On Sat, Oct 09, 2010 at 06:36:55PM +0200, merlyn wrote:
> Hi all,
> 
> I'm facing really weird behavior of simple C program
> running under OpenBSD (4.7 and CURRENT).
> 
> The code follows. The output also. The file to test the program with
> is also inline attached.
> 
> The decomp procedure reads input, writes it to the stdout. All 4-chars
> preceeded by number are printer number times (e.g. 4abcd ->
> abcdabcdabcdabcd).
> 
> ./a.c < test_file.txt
> should have output
> aaaaa bb
> ccccccccccc      dddd
> 
> however it sometimes ( 1 from 3 tryies, sometimes 1 from 20 or even 1
> from 40)
> 
> looks like
> aaaaa bb
> ccccccccccccccccccccccccccccccccccccccccccccccccccccccccccccccccccccccccccccc
> cccccccccccccccccccccccccccccccccccccc
> dddd
> 
> 
> I've tryied this code with OpenBSD 4.7, OpenBSD CURRENT, CentOS Linux,
> FreeBSD 8.0 (all i386 arch), but the problem occurs only at OpenBSD (both
> versions).
> 
> Does anyone know please where could be the problem? Because I have
> really no idea.
> 
> Thanks a lot,
> Milan Bartos
> 
> 
> 
> ---- CODE ---
> 
> #include <stdio.h>
> #include <stdlib.h>
> 
> void decomp(unsigned int N){
>       char *pole;
>       pole=malloc( sizeof(char) * N );
>     char character;
>     int i,j;
>     int counter;
>     while( (character = getchar()) != EOF){

getchar() returns 'int' not 'char'. isdigit() and putchar() take
'int' not 'char'.

>         if( isdigit(character) ){
>             counter=atoi(&character);

atoi() takes a pointer to a string, not a pointer to a single
characer. Results will depend on the 'random' stack garbage in the
following variables i and j. Or possibly the random stack garbage
of any alignment gaps on the stack. 'int i = 0, j;' may make it
work predictably but is the wrong answer.

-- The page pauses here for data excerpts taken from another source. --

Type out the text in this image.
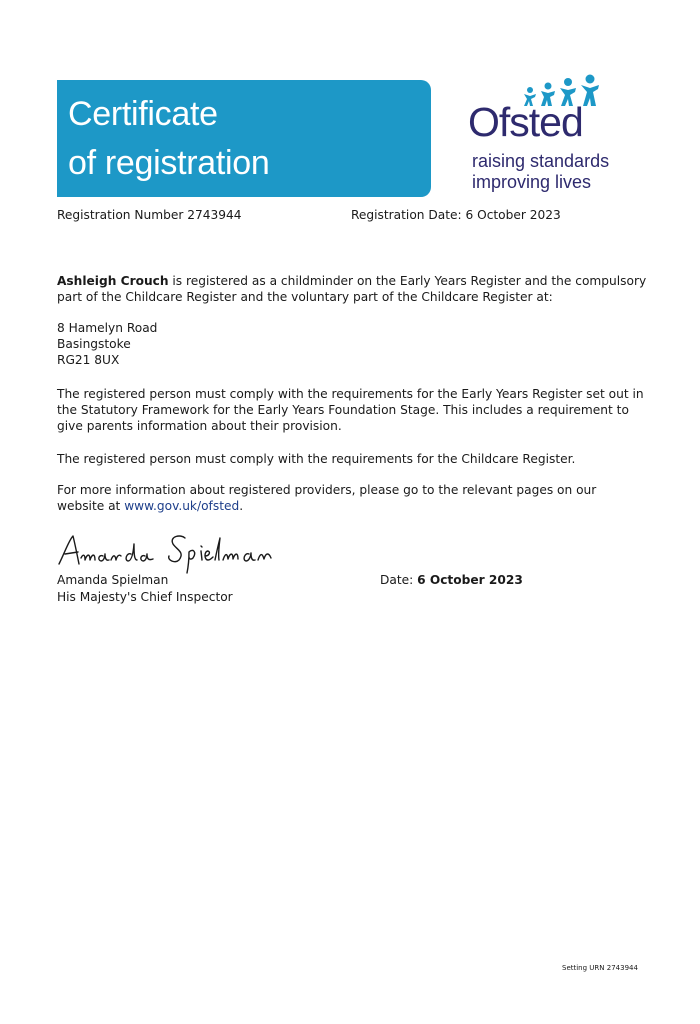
Certificate
of registration
Ofsted
raising standards
improving lives
Registration Number 2743944	Registration Date: 6 October 2023
Ashleigh Crouch is registered as a childminder on the Early Years Register and the compulsory part of the Childcare Register and the voluntary part of the Childcare Register at:
8 Hamelyn Road
Basingstoke
RG21 8UX
The registered person must comply with the requirements for the Early Years Register set out in the Statutory Framework for the Early Years Foundation Stage. This includes a requirement to give parents information about their provision.
The registered person must comply with the requirements for the Childcare Register.
For more information about registered providers, please go to the relevant pages on our website at www.gov.uk/ofsted.
Amanda Spielman
His Majesty's Chief Inspector
Date: 6 October 2023
Setting URN 2743944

>                       for( i=0 ; i < N ; i++){
>                               pole[i]=getchar();
>                       }

Checking for EOF here is probably a good idea. Never trust input. :-).

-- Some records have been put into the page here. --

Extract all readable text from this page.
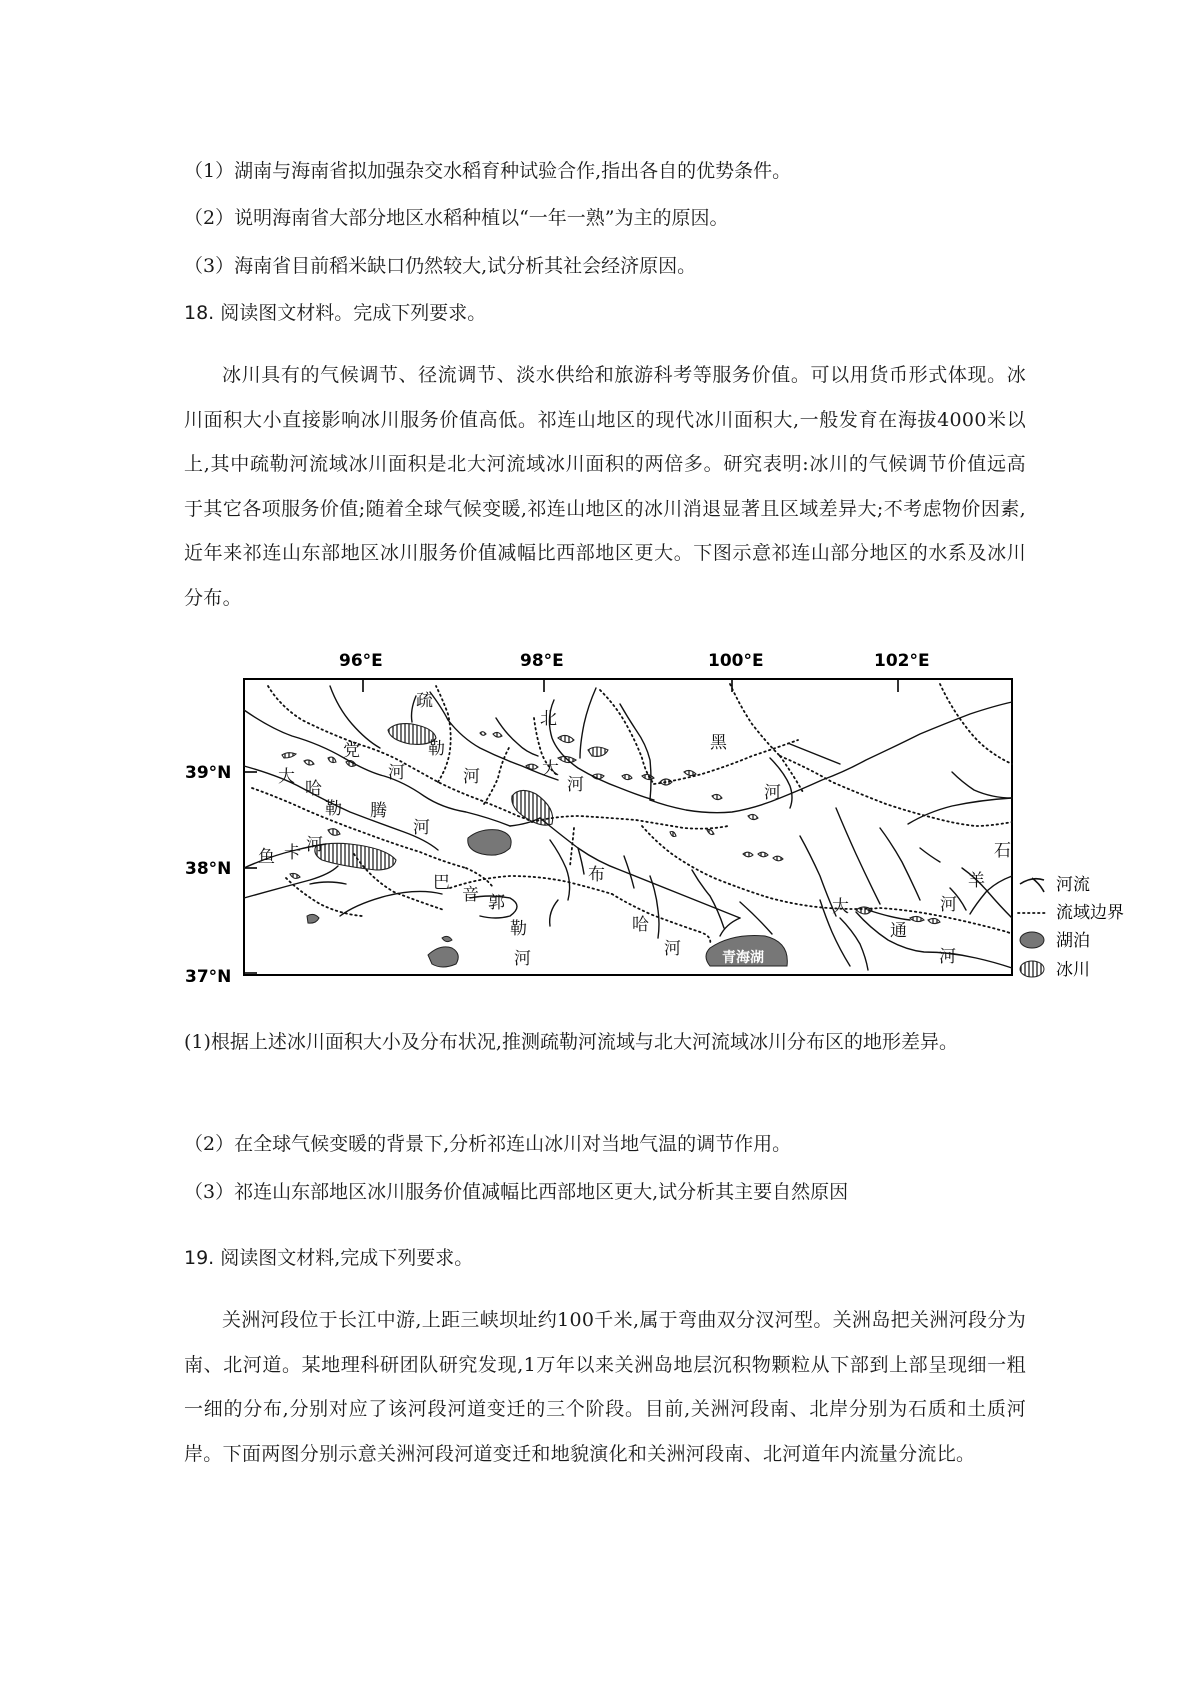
（1）湖南与海南省拟加强杂交水稻育种试验合作,指出各自的优势条件。
（2）说明海南省大部分地区水稻种植以“一年一熟”为主的原因。
（3）海南省目前稻米缺口仍然较大,试分析其社会经济原因。
18. 阅读图文材料。完成下列要求。
冰川具有的气候调节、径流调节、淡水供给和旅游科考等服务价值。可以用货币形式体现。冰川面积大小直接影响冰川服务价值高低。祁连山地区的现代冰川面积大,一般发育在海拔4000米以上,其中疏勒河流域冰川面积是北大河流域冰川面积的两倍多。研究表明:冰川的气候调节价值远高于其它各项服务价值;随着全球气候变暖,祁连山地区的冰川消退显著且区域差异大;不考虑物价因素,近年来祁连山东部地区冰川服务价值减幅比西部地区更大。下图示意祁连山部分地区的水系及冰川分布。
96°E	98°E	100°E	102°E
39°N
38°N
37°N
疏
勒
河
党
河
大
哈
勒 腾
河
鱼 卡 河
北
大
河
黑
河
巴
音 郭
勒
河
布
哈
河	青海湖
大
通
河
石
羊
河
河流
流域边界
湖泊
冰川
(1)根据上述冰川面积大小及分布状况,推测疏勒河流域与北大河流域冰川分布区的地形差异。
（2）在全球气候变暖的背景下,分析祁连山冰川对当地气温的调节作用。
（3）祁连山东部地区冰川服务价值减幅比西部地区更大,试分析其主要自然原因
19. 阅读图文材料,完成下列要求。
关洲河段位于长江中游,上距三峡坝址约100千米,属于弯曲双分汊河型。关洲岛把关洲河段分为南、北河道。某地理科研团队研究发现,1万年以来关洲岛地层沉积物颗粒从下部到上部呈现细一粗一细的分布,分别对应了该河段河道变迁的三个阶段。目前,关洲河段南、北岸分别为石质和土质河岸。下面两图分别示意关洲河段河道变迁和地貌演化和关洲河段南、北河道年内流量分流比。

>                       for( i=0 ; i < counter ; i++){
>                               for( j=0 ; j < N ; j++){
>                                       putchar(pole[j]);
>                               }
>                       }
> 
>         }
>         else {
>             putchar(character);

putchar() can fail, so checking that for EOF is also good, paranoid practice.